Newt and I recently attended the Republican National Convention in Milwaukee. On July 17, we heard Ohio Senator JD Vance accept the Republican Vice Presidential nomination. and said: “My friends, tonight is a night of hope. A celebration of what America was, and with God's grace, what it will soon be again.”
During his acceptance speech, as thousands watched at the Fiserv Forum in Milwaukee and millions more watched from home, Vance told his story, articulated the values he lives by and said he will fight for Americans who they have been ignored, forgotten and ignored.
Vance spoke of being raised by his Christian grandmother, “Mamaw,” in Middletown, Ohio, “a small town where people talked, built with their hands, and loved their God, their family, their community and his country with all his hearts.”
Although Vance was surrounded by Christian faith and values in his youth (and greatly admired his Catholic uncle), it was not until his teenage years that he joined an organized church.
As a teenager, Vance attended a large Pentecostal church with his biological father after the two reconnected. “I'm not sure if I liked the structure or if I just wanted to share something that was important to him—both, I guess—but I became a devoted convert,” Vance wrote in his best-selling memoir. .He chose Hillbilly.”
However, throughout his young adulthood, Vance's faith faltered, as he described in a nearly 7,000-word essay for The Lamp titled “How I joined the Resistance.” After finishing his service with the Marines and attending college at Ohio State University, Vance discarded his faith and claimed to be an atheist.
Surrounded by secularism in college, Vance was rooted in a culture that saw faith as “provincial and stupid at best; at worst, evil” and got caught up in “the madness of the multitudes”, which made him abandon his faith.
“Much of My New Atheism,” He wrote“it came down to a desire for social acceptance among American elites.”
Although Vance admitted to adopting a worldview tinged with an air of arrogance at this time, the seeds of doubt surrounding his new perceptions took hold in college and later in law school.
For Vance, the “first crack at [his] proverbial armor” would come from a meditation by St. Augustine that he read while attending Yale Law School as he contemplated his “twin desires — of success and character — and how they conflict (and don't).”
St. Augustine's passage criticized man's arrogant attempts to conform Holy Scripture to his own opinions when man's goal should be to conform his opinions to the truth of Holy Scripture.
While Augustine gave Vance “a way of understanding the Christian faith in a strongly intellectual way,” a law school talk from a Christian venture capitalist Peter Thiel it inspired him to re-examine what he was striving for and to learn more about the Christian faith. Later, the writings of French philosopher René Girard “the scapegoat theory and what it revealed about Christianity” inspired Vance to “reconsider”. [his] faith.”
After much thought about faith and virtue, Vance sought a “worldview that would understand our bad behavior” and finally realized that “he had already been exposed to this worldview: Mamaw's Christianity.”
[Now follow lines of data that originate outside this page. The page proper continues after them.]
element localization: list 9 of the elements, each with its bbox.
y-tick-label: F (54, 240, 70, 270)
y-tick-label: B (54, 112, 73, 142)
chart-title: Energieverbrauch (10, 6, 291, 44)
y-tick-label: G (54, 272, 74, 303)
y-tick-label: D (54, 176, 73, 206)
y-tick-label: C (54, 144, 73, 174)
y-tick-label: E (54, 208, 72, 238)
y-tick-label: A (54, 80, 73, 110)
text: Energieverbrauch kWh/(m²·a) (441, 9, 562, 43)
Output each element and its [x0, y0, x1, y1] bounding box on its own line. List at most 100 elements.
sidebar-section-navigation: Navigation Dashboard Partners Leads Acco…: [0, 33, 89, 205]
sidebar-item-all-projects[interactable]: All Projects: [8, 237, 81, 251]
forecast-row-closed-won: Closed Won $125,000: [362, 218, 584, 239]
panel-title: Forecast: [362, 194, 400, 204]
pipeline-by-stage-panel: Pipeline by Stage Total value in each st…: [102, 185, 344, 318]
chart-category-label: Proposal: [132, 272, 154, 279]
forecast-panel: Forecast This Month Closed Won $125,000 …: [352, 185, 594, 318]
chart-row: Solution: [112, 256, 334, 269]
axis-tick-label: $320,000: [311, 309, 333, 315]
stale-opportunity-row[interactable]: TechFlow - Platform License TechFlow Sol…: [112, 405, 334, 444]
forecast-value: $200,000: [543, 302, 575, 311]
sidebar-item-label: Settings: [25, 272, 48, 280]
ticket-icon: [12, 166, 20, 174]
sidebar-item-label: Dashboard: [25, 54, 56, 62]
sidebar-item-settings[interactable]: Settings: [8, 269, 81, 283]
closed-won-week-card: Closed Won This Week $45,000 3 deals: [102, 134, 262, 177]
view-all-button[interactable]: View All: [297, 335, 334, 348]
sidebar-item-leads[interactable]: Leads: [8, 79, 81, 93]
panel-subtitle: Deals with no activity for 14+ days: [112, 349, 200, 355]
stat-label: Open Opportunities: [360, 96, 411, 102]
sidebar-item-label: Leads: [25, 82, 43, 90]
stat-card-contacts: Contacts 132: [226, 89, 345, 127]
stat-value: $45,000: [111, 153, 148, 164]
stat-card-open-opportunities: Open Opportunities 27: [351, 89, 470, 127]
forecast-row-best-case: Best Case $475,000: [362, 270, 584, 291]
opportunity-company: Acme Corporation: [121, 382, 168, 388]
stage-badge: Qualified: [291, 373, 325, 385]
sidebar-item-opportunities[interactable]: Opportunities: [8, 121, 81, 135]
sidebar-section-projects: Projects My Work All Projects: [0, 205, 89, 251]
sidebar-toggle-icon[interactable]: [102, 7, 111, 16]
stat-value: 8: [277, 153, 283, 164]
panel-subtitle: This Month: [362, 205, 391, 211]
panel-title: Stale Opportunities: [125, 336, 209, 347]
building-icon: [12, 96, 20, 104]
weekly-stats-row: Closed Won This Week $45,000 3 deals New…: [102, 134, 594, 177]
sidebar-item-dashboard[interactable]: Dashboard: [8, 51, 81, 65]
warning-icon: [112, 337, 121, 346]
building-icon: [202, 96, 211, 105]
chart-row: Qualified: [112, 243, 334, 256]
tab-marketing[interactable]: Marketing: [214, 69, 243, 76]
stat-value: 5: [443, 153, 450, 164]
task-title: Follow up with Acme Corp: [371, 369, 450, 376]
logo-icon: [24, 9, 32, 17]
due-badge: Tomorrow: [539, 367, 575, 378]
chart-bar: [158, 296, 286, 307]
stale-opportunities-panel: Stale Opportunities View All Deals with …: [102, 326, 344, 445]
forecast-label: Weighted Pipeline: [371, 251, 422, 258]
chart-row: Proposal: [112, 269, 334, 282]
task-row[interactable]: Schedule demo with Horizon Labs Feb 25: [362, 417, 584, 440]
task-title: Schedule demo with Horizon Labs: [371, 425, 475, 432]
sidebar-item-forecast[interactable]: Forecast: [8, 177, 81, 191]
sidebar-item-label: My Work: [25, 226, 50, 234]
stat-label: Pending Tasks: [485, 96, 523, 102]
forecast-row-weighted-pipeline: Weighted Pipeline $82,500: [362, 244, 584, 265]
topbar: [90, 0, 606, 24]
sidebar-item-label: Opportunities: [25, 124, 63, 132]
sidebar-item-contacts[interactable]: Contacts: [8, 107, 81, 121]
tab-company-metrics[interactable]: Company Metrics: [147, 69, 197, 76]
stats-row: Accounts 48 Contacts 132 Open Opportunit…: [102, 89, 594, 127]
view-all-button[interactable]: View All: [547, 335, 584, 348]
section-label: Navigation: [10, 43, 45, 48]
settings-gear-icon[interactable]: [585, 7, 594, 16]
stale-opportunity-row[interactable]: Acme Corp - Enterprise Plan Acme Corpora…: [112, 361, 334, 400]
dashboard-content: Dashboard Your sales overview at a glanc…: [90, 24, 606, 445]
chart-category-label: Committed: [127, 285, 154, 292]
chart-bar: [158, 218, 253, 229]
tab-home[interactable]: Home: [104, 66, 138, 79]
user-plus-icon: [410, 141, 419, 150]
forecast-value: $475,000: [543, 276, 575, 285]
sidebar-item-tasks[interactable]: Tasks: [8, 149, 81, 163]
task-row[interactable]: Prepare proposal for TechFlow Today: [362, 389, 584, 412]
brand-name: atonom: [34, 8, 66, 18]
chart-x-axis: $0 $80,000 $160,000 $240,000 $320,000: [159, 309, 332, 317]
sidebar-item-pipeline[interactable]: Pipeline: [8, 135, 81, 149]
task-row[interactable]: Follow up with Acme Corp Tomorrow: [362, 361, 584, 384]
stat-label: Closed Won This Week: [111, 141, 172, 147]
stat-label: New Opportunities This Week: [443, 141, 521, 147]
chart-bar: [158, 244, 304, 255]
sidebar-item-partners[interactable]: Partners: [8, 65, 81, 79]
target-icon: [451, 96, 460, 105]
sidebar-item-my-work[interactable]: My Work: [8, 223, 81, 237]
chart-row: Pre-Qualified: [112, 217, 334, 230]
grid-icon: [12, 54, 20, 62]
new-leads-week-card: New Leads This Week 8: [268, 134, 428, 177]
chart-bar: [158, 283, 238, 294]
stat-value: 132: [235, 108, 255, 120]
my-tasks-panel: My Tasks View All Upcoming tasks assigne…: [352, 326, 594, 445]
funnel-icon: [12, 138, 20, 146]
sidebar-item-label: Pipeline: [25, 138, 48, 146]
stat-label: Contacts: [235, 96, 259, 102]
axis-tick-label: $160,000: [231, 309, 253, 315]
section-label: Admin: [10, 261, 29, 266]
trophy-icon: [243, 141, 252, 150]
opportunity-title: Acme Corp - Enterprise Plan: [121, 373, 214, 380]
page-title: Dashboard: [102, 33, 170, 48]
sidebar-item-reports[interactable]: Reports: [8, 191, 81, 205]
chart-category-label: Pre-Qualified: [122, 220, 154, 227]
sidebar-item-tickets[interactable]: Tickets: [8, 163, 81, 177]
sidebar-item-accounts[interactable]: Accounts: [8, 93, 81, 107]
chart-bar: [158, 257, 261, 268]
In his essay for The Lamp, Vance spoke of reading St. Augustine's description of Roman debauchery in “City of God”, studying a book by policy analyst Oren Cass that criticized the veneration of consumption and learning of the Dominican friars, all of which ultimately led to his decision to become Catholic.
As Vance wrote of his conversion, “I realized that there was a part of me, the best part, that took its cues from Catholicism. … It was the Catholic part of my heart and mind that went demand that I think about the things that really mattered… And I needed grace. In other words, I needed to become Catholic, not just think about it.”
In August 2019, JD Vance was received into the Catholic Church. His lifelong journey to Catholicism is an inspiring and motivating journey of faith.
Ambassador Callista L. Gingrich is president and CEO of Gingrich 360, a media production and consulting company based in Arlington, Virginia. She is a former US ambassador to the Holy See.
The views and opinions expressed in this commentary are those of the author and do not reflect the official position of the Daily Caller News Foundation.